Abandoned by the government, people are stepping up. The Enough Is Enough campaign, started in August by trade unions, community organizers and legislators from the Labour Party’s left, has signed up 750,000 people and staged packed-out nationwide rallies. The campaign has five key demands: a real pay rise, an end to food poverty, slashed energy bills, decent housing for all and higher taxes on the highest earners. Organizers say they are reaching unlikely corners of the country, including Conservative strongholds, and the campaign is channeling supporters onto picket lines.

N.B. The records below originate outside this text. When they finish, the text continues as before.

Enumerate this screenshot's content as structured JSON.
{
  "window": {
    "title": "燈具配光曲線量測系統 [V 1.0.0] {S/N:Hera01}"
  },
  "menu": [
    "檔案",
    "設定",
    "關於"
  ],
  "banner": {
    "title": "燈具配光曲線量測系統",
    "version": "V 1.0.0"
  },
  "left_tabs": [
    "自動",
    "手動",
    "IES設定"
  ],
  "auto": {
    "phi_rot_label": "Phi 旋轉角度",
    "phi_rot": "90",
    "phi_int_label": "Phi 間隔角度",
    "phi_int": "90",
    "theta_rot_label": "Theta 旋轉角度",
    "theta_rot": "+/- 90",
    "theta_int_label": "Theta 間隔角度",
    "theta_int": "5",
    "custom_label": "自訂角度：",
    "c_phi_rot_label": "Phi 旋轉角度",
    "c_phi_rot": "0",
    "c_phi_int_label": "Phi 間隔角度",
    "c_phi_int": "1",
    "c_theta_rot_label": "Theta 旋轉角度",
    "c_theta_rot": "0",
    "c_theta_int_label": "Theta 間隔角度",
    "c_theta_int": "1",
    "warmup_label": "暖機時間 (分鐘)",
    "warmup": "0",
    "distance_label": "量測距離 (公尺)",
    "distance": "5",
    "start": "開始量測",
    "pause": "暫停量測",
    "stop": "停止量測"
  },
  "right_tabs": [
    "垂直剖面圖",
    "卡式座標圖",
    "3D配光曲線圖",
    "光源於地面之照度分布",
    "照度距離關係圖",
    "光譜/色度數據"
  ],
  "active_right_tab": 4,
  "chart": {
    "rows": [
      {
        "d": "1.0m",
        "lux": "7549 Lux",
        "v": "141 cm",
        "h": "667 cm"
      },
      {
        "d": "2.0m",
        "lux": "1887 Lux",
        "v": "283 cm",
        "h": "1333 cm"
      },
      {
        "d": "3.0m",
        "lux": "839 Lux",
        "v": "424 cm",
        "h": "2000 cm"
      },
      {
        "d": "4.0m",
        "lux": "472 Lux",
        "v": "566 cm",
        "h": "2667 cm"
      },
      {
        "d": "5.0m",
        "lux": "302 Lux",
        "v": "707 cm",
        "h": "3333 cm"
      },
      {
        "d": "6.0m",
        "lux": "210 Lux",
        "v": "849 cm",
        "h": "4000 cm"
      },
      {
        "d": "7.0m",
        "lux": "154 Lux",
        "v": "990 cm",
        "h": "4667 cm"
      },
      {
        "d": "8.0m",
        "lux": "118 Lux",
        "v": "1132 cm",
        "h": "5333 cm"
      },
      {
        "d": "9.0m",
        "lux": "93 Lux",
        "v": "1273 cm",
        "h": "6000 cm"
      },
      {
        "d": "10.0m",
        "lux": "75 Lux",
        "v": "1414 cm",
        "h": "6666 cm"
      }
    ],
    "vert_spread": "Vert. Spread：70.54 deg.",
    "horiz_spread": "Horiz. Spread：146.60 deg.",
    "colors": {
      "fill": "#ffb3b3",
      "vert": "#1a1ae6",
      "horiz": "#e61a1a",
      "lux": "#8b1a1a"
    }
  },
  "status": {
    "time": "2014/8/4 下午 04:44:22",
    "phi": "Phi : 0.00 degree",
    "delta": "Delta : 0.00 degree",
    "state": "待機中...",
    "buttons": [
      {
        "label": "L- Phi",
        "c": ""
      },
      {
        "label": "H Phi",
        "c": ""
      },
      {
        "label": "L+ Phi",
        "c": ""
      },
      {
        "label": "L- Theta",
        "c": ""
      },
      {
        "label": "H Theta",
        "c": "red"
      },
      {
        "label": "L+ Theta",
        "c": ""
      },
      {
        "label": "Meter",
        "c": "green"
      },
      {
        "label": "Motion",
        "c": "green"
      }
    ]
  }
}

The grass-roots group Don’t Pay UK, set up in June, has taken things a step further. Undergirded by hundreds of support groups nationwide, 250,000 people pledged to start a coordinated national payment strike on energy bills on Dec. 1, joining the estimated three million who simply cannot pay their bills. Against criticism that nonpayment would inflict heavy penalties on the most vulnerable, the campaign seeks to provide collective support for people whose individual situations are often terrifying.

Seen as a whole, it looks like a public more prepared to stand together. Behind this sentiment, perhaps paradoxically, is the Covid pandemic. For one thing, it showed that — with political will — funds could be found to spend on public services and pay. For another, it forged such intense gratitude for nurses and other key workers that it’s now hard to dismiss their demands for better pay and conditions. Crucially, the experience of lockdown and widespread illness spawned thousands of mutual aid groups, premised on collectivism and reconnecting atomized communities. It’s this civic spirit that’s now being revived.

Four decades ago, Margaret Thatcher famously insisted that “there’s no such thing as society.” Perhaps Britain is finally ready to prove her wrong.